The nsp driver supports cards using the NSP2000 cryptographic processor, originally manufactured and sold by NetOctave, then CyberGuard, and presently (late 2008) by NBMK Encryption Technologies.

The NSP2000 is a cryptographic “packet processor” or “macro processor” featuring extensive support for protocol handshake acceleration and protocol record operations (e.g. single-pass pad-encrypt-and-hash for SSL or ESP messages). It also provides various cryptographic and mathematical primitives such as random number generation, encryption/decryption (DES, 3DES, and RC4), hash computation (MD5, SHA1, and HMAC), and an extensive set of operations for arbitrary precision arithmetic. It contains a tamper-resistant write-only memory region for storage of cryptographic keys.

The nsp driver registers support for the following operations with opencrypto(9):

DES in CBC mode.
Triple-DES in CBC mode.
The MD5 hash algorithm.
The SHA-1 hash algorithm.
The HMAC message authentication code using SHA-1 as the hash function.
The HMAC message authentication code using MD5 as the hash function.
Compute x modulo y.
Modular addition.
Modular additive inversion.
Modular subtraction.
Modular multiplication.
Modular multiplicative inversion.
Modular exponentiation.
DSA signature creation.
DSA signature verification.
Diffie-Hellman key computation.


The nsp driver can perform several hundred 1024-bit RSA operations per second, and can encrypt and hash about 200Mbit/sec of data with symmetric operations. Each figure is approximately 1/3 the rated throughput for the device.

Several restrictions limit the performance of this driver:

  1. The CRK_MOD_EXP_CRT operation (modular exponentiation with operands in Chinese Remainder Theorem form) is unfortunately not supported because the opencrypto(9) interface specifies this operation in a way which may only be compatible with the ubsec(4) accelerator.
  2. The handshake operations and record transforms are not supported as they are a poor fit for the current opencrypto(9) API. Support for either would require a method of passing record-transform contexts between layers of the framework, likely in both directions across the user-kernel boundary. Without record operations, the host CPU will almost always perform RC4 faster than the NSP2000, so RC4 support is disabled in the nsp driver.
  3. The on-board key memory is not supported. It would be relatively easy to add support for this feature to opencrypto(9), but the interface for supporting this functionality in OpenSSL in OpenSSL is complex and poorly documented, which makes kernel support useless.
  4. The OpenSSL “engine” for crypto(4) does not yet support the HMAC forms of the hash operations, which roughly halves performance for many workloads.

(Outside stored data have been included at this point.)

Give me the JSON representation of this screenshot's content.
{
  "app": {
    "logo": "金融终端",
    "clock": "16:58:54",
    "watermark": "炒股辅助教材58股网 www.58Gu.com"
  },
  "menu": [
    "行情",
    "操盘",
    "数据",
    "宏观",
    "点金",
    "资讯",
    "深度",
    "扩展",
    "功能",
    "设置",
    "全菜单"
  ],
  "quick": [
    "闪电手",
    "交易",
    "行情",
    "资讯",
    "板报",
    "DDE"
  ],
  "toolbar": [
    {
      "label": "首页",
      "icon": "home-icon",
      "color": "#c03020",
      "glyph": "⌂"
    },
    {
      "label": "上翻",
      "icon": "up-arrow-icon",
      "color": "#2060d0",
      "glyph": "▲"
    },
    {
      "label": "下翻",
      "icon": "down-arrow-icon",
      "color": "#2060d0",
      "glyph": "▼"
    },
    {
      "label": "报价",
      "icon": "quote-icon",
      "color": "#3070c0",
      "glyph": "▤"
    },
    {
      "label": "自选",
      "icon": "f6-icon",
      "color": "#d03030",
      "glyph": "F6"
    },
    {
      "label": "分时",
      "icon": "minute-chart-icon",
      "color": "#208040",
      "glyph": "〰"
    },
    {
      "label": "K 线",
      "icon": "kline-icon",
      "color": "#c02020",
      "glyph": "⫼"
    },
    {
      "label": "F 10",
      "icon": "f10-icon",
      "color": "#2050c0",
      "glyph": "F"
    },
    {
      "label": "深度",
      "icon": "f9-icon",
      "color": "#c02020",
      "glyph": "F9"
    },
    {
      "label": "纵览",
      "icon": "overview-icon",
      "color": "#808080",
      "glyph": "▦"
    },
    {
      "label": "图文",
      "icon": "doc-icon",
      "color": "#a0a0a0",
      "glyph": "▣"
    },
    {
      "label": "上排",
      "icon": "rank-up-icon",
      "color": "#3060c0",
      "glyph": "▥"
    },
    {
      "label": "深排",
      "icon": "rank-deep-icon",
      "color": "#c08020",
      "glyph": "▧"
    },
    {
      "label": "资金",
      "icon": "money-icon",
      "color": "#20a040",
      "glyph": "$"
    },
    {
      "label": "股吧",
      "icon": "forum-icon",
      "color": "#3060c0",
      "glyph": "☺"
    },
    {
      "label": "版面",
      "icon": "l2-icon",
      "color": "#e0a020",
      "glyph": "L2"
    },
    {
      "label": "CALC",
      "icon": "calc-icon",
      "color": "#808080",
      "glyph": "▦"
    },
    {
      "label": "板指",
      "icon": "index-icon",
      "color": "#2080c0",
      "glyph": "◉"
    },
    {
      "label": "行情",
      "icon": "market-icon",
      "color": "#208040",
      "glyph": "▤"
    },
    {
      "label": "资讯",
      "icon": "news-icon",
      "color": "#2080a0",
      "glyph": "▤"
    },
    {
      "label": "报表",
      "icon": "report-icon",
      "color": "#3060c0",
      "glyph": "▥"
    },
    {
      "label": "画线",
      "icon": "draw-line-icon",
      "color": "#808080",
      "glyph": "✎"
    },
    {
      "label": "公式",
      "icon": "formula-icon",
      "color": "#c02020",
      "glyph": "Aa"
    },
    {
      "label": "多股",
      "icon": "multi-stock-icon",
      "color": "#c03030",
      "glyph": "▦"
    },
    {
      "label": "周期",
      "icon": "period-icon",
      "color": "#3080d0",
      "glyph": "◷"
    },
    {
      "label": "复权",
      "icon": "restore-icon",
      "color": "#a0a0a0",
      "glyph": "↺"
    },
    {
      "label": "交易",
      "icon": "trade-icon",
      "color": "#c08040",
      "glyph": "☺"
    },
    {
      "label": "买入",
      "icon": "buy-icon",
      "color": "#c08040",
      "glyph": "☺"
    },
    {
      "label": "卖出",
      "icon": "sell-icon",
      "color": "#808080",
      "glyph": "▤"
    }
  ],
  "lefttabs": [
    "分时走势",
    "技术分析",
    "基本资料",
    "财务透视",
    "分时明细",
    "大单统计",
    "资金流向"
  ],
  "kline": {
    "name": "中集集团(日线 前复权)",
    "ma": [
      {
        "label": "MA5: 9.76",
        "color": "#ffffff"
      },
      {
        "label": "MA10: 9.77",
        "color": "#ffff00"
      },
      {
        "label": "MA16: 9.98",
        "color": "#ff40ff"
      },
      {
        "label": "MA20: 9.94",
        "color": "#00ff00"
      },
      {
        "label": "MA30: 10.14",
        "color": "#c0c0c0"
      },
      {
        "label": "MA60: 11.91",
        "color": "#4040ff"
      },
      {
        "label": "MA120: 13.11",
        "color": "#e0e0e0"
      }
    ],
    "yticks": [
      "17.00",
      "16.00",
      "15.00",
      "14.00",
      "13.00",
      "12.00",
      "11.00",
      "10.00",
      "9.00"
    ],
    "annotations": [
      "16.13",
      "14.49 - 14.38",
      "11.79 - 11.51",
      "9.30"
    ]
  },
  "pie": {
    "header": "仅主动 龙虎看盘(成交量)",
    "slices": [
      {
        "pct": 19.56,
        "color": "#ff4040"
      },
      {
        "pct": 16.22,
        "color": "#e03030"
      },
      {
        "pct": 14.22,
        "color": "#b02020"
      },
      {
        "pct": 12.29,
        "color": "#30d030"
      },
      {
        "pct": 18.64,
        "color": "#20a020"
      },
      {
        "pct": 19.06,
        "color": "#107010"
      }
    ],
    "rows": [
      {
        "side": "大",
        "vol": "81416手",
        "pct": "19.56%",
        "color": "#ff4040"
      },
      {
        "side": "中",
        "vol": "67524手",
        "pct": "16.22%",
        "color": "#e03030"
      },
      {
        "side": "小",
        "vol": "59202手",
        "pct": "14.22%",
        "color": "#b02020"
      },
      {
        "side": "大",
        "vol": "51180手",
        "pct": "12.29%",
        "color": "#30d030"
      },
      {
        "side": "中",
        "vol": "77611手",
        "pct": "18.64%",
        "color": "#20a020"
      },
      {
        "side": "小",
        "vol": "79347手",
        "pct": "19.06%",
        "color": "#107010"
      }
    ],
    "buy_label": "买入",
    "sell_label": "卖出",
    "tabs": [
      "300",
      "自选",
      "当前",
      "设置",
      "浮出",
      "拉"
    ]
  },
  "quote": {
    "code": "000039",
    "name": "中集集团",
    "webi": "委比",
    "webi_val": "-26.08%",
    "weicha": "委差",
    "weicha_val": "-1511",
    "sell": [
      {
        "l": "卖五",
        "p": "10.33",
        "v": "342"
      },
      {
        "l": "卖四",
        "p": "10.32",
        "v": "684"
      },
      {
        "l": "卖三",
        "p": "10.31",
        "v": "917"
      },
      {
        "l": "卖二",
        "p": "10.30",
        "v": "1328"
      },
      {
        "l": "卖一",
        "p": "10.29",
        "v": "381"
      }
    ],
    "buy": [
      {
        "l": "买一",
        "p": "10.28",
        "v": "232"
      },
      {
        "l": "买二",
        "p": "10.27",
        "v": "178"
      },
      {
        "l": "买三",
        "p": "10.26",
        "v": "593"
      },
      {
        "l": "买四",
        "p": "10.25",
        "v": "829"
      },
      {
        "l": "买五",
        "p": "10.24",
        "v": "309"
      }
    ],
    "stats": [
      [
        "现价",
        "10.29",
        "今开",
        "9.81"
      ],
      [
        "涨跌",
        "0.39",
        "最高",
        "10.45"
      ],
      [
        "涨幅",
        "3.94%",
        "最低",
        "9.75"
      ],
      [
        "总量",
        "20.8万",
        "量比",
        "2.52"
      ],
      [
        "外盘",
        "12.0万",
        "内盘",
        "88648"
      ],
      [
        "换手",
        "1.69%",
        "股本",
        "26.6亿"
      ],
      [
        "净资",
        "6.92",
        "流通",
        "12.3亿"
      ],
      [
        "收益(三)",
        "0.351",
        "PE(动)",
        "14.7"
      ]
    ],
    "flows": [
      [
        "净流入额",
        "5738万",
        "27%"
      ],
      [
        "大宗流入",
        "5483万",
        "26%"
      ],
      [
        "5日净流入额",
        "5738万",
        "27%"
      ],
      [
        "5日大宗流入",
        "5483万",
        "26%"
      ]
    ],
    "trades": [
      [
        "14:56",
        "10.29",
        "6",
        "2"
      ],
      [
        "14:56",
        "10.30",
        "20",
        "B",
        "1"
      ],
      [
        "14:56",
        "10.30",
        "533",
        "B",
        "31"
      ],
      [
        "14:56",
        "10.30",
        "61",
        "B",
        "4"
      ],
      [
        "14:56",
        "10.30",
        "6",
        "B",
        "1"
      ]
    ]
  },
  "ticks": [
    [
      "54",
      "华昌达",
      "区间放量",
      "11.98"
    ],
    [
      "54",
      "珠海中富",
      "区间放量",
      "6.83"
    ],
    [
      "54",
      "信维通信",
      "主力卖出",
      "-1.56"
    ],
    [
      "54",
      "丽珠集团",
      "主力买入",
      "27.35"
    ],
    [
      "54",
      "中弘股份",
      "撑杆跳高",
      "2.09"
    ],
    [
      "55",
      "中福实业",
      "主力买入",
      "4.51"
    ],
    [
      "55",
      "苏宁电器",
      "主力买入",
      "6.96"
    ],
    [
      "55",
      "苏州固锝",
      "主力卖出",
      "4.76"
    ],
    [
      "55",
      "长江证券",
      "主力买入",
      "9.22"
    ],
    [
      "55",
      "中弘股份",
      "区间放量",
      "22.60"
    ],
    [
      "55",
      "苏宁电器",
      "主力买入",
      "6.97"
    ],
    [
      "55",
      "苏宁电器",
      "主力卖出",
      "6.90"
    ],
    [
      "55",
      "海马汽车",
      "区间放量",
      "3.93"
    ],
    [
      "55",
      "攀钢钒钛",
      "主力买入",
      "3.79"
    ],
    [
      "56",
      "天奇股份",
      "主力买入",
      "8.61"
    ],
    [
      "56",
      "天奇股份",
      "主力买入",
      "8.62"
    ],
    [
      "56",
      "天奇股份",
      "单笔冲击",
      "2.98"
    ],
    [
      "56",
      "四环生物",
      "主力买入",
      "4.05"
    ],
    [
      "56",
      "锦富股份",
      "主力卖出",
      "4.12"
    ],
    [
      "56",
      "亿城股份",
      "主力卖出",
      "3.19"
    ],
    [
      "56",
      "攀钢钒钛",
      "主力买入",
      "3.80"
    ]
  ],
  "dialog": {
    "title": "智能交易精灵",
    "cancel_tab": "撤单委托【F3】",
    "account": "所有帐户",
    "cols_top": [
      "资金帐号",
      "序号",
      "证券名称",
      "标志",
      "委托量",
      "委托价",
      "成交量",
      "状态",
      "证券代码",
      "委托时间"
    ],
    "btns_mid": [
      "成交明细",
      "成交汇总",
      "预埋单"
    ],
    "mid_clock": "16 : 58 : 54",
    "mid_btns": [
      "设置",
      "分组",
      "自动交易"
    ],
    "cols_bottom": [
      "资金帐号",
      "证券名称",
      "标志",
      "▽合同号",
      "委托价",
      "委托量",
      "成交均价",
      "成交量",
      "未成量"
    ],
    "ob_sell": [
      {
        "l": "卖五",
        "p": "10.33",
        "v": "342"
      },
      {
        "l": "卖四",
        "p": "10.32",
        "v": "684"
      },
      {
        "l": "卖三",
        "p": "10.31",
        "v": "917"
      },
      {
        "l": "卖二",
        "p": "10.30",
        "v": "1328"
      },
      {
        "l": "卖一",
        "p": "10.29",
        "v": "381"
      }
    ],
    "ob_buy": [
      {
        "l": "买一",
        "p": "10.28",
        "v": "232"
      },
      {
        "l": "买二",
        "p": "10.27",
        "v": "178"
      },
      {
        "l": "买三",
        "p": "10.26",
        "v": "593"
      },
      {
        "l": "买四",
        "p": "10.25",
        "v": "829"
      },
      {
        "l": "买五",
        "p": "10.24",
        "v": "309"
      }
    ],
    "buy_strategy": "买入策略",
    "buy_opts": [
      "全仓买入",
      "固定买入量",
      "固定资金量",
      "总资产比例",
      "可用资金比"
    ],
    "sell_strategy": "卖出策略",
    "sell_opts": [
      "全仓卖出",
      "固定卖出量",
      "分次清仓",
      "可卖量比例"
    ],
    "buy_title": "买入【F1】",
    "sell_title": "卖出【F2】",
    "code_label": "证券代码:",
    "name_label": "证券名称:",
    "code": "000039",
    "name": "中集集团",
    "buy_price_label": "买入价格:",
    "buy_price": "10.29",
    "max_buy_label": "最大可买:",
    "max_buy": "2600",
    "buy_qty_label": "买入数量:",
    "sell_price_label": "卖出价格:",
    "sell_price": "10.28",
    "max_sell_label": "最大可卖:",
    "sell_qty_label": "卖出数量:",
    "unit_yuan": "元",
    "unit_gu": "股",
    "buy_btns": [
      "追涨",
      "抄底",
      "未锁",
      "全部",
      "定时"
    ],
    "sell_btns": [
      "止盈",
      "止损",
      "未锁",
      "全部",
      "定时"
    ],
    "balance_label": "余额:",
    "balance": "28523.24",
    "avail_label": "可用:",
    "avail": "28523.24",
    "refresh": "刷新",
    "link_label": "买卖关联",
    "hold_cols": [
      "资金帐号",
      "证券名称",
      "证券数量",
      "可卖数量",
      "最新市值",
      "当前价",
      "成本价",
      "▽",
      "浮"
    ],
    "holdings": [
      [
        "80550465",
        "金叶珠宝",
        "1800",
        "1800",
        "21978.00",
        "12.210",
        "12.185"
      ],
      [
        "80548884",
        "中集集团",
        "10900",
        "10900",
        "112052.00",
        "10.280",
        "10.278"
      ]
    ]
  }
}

On a more positive note, the NSP2000 and nsp driver offer excellent performance for small modular arithmetic operations, achieving 75,000 or more such operations per second.


The nsp device driver is descended from the NetOctave SDK for FreeBSD 4.11, where it was called “noct”. It is unrelated to the driver of that name which appeared in OpenBSD 3.2, which does not support the public-key (or other bignum) functions of the device. The nsp driver was ported to NetBSD 5.0 by Coyote Point Systems, Inc and generously made available under a BSD-style license by NBMK Encryption Technologies, Inc, the corporate successor of NetOctave.

The nsp device driver does not currently support the device node interface provided by the original NetOctave “noct” driver (which offers handshake acceleration, record operations, memory-mapped handling of packet payloads, and several other useful features) but most of the code to do so is still present, albeit in untested form.


Support for limitations of the NSP2000 PCI interface (broken burst-mode operation, lack of scatter-gather support) is present but tested only on a fairly small range of host systems.

It appears that most if not all NSP2000 cards ever manufactured were designed to carry either one or two accelerator chips, which suggests that cards exist with both chips populated. The nsp driver has never been tested with more than one instance present at a time.